German industrial output edged down unexpectedly in August, data showed on Wednesday, suggesting that the recovery in Europe’s largest economy from the coronavirus shock could be less powerful than originally hoped for.
Industrial output fell by 0.2% on the month after an upwardly revised rise of 1.4%, figures released by the Federal Statistics Office showed.

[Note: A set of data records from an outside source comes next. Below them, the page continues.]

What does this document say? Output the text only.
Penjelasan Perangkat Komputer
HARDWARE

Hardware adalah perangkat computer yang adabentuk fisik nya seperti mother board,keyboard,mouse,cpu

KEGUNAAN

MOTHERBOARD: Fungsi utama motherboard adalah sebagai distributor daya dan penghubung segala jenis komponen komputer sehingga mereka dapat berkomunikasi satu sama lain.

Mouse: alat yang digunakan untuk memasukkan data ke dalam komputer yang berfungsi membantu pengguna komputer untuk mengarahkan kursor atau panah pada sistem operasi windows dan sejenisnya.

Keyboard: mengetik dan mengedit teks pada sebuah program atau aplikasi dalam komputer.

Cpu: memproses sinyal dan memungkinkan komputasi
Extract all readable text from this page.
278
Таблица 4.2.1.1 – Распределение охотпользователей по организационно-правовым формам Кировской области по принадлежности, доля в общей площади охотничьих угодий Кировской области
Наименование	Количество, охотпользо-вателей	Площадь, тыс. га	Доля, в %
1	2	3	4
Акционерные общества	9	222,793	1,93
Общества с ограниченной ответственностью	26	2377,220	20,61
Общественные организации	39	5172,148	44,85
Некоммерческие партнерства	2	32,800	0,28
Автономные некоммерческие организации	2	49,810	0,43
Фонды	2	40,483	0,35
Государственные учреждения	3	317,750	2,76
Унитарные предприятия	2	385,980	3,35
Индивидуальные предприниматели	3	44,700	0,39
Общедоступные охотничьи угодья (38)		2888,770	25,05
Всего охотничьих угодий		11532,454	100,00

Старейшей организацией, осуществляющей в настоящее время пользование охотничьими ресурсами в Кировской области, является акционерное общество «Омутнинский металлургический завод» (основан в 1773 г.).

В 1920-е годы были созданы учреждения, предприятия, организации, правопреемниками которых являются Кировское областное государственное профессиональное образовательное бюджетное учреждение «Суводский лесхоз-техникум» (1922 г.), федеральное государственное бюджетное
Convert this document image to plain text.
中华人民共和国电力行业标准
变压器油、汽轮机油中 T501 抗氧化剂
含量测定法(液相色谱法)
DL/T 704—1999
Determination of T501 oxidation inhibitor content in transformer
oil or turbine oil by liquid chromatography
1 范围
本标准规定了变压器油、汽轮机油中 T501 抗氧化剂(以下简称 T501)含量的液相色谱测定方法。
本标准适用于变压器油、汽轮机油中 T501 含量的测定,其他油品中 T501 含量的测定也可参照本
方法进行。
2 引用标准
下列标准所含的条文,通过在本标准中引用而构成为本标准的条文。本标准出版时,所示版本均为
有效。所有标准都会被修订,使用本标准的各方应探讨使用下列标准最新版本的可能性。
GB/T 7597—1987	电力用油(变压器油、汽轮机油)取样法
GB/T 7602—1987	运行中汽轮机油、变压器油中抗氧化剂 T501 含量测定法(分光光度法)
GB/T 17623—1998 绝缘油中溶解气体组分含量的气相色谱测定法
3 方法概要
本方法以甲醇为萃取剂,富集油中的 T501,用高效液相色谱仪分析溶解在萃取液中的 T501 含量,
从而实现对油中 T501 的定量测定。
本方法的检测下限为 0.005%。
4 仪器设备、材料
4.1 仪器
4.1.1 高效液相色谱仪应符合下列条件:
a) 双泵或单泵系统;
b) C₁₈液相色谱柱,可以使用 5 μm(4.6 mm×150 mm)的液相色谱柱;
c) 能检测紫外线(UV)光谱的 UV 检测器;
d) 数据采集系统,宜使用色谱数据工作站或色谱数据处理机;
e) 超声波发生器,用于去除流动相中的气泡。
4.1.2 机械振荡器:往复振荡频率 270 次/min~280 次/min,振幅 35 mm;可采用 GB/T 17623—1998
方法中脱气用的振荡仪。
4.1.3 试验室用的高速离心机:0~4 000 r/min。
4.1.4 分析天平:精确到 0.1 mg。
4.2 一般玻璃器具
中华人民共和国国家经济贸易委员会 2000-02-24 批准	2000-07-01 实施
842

A Reuters poll had forecast an increase of 1.5%.
The economy ministry said industrial output rose by 5.8% in July and August compared to the previous two months, with car manufacturers reporting an unusually strong increase by 23.8% over the two months.
“Since the easing of lockdown measures in April, there has been an ongoing recovery since May, even if there was a slight decline in August,” the ministry said.
Industrial output now stands at almost 90% of pre-crisis levels in the fourth quarter of 2019, it said.
“Improved business sentiment, rising orders and a decline in the use of Kurzarbeit (job protection schemes) suggest that the sector will continue to catch up,” the ministry said.
The German economy contracted by a record 9.7% in the second quarter as household spending, company investments and trade collapsed at the height of the pandemic.
For the third quarter, the Ifo institute expects 6.6% output growth which is seen slowing to 2.8% in the fourth quarter.
The government expects the economy to shrink by a calendar-adjusted 6.1% this year and to grow by 4.4% next year. This means the economy won’t reach its pre-crisis level before 2022.